Wie berichtet, hat die Stadtverwaltung im Jugendamt in diesem Jahr viereinhalb neue Stellen schaffen müssen, um der steigenden Zahl von Verdachtsfällen von Kindeswohlgefährdung nachzugehen. Im nächsten Jugendhilfeausschuss in drei Wochen sollen dazu aktuelle Statistikzahlen bekannt gegeben werden, sagt Jugendamtschef Norbert Schweers.

Schon im vergangenen Jahr war bekannt geworden, dass sich Mitarbeiter des Jugendamts zunehmend mit mehr mit Fällen auseinandersetzen müssen, bei denen Eltern nicht mehr allein für ihre Kinder sorgen können.
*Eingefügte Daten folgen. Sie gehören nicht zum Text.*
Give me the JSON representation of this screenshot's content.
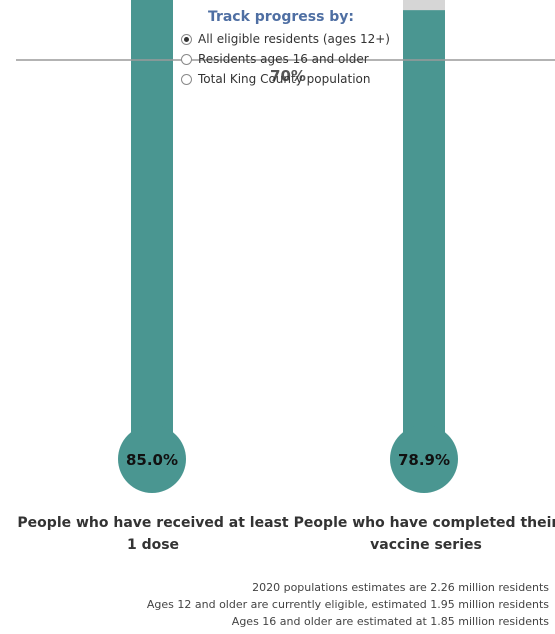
{
  "chart_data": {
    "type": "bar",
    "title": "",
    "categories": [
      "People who have received at least 1 dose",
      "People who have completed their vaccine series"
    ],
    "values": [
      85.0,
      78.9
    ],
    "value_labels": [
      "85.0%",
      "78.9%"
    ],
    "ylim": [
      0,
      100
    ],
    "reference_line": {
      "value": 70,
      "label": "70%"
    },
    "colors": {
      "fill": "#4a9691",
      "track": "#d6d6d6",
      "reference_line": "#9a9a9a"
    }
  },
  "controls": {
    "title": "Track progress by:",
    "options": [
      {
        "label": "All eligible residents (ages 12+)",
        "selected": true
      },
      {
        "label": "Residents ages 16 and older",
        "selected": false
      },
      {
        "label": "Total King County population",
        "selected": false
      }
    ]
  },
  "labels": {
    "bar1": [
      "People who have received at least",
      "1 dose"
    ],
    "bar2": [
      "People who have completed their",
      "vaccine series"
    ]
  },
  "footnotes": [
    "2020 populations estimates are 2.26 million residents",
    "Ages 12 and older are currently eligible, estimated 1.95 million residents",
    "Ages 16 and older are estimated at 1.85 million residents"
  ]
}
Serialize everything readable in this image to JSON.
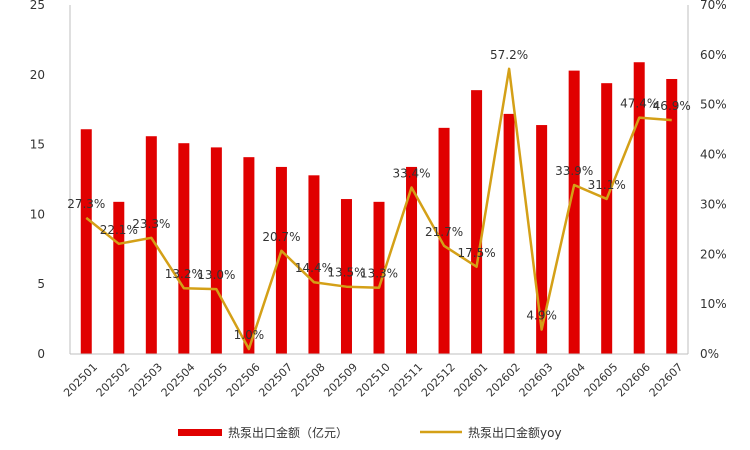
{
  "chart_data": {
    "type": "bar+line",
    "categories": [
      "202501",
      "202502",
      "202503",
      "202504",
      "202505",
      "202506",
      "202507",
      "202508",
      "202509",
      "202510",
      "202511",
      "202512",
      "202601",
      "202602",
      "202603",
      "202604",
      "202605",
      "202606",
      "202607"
    ],
    "series": [
      {
        "name": "热泵出口金额（亿元）",
        "type": "bar",
        "axis": "left",
        "color": "#E00000",
        "values": [
          16.1,
          10.9,
          15.6,
          15.1,
          14.8,
          14.1,
          13.4,
          12.8,
          11.1,
          10.9,
          13.4,
          16.2,
          18.9,
          17.2,
          16.4,
          20.3,
          19.4,
          20.9,
          19.7
        ]
      },
      {
        "name": "热泵出口金额yoy",
        "type": "line",
        "axis": "right",
        "color": "#D4A017",
        "values": [
          27.3,
          22.1,
          23.3,
          13.2,
          13.0,
          1.0,
          20.7,
          14.4,
          13.5,
          13.3,
          33.4,
          21.7,
          17.5,
          57.2,
          4.9,
          33.9,
          31.1,
          47.4,
          46.9
        ],
        "labels": [
          "27.3%",
          "22.1%",
          "23.3%",
          "13.2%",
          "13.0%",
          "1.0%",
          "20.7%",
          "14.4%",
          "13.5%",
          "13.3%",
          "33.4%",
          "21.7%",
          "17.5%",
          "57.2%",
          "4.9%",
          "33.9%",
          "31.1%",
          "47.4%",
          "46.9%"
        ]
      }
    ],
    "y_left": {
      "min": 0,
      "max": 25,
      "ticks": [
        "0",
        "5",
        "10",
        "15",
        "20",
        "25"
      ]
    },
    "y_right": {
      "min": 0,
      "max": 70,
      "ticks": [
        "0%",
        "10%",
        "20%",
        "30%",
        "40%",
        "50%",
        "60%",
        "70%"
      ]
    },
    "grid": false,
    "legend_position": "bottom"
  }
}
Steigend ist die Zahl der gewährten Hilfen zur Erziehung, die Eltern zustehen, wenn sie mit ihren Söhnen oder Töchtern überfordert sind: 55 solcher Maßnahmen bewilligte das Jugendamt noch 2007, 2008 waren es 188. Die steigenden Zahlen sind auch im Haushalt der Stadt spürbar, die in diesem Jahr für Hilfen zur Erziehung rund 12 Millionen Euro eingeplant hat, 2,2 Millionen mehr als 2009 und 3,9 Millionen mehr als 2008. Schweers begründet dies, dass vor allem der Bedarf bei der stationären Unterbringung von Kindern – etwa in Heimen oder Wohngruppen – gestiegen sei.

Solche Fälle wollen die Stibb-Berater unter anderem mit einem neuen Familien-Live-Training vermeiden helfen: Dabei sollen sich „problembelastete“ Eltern mit „gewaltgeschädigten“ Kindern an einem abgeschlossenen, schönen Ort treffen und sozialpädagogisch begleitet neu miteinander umgehen lernen.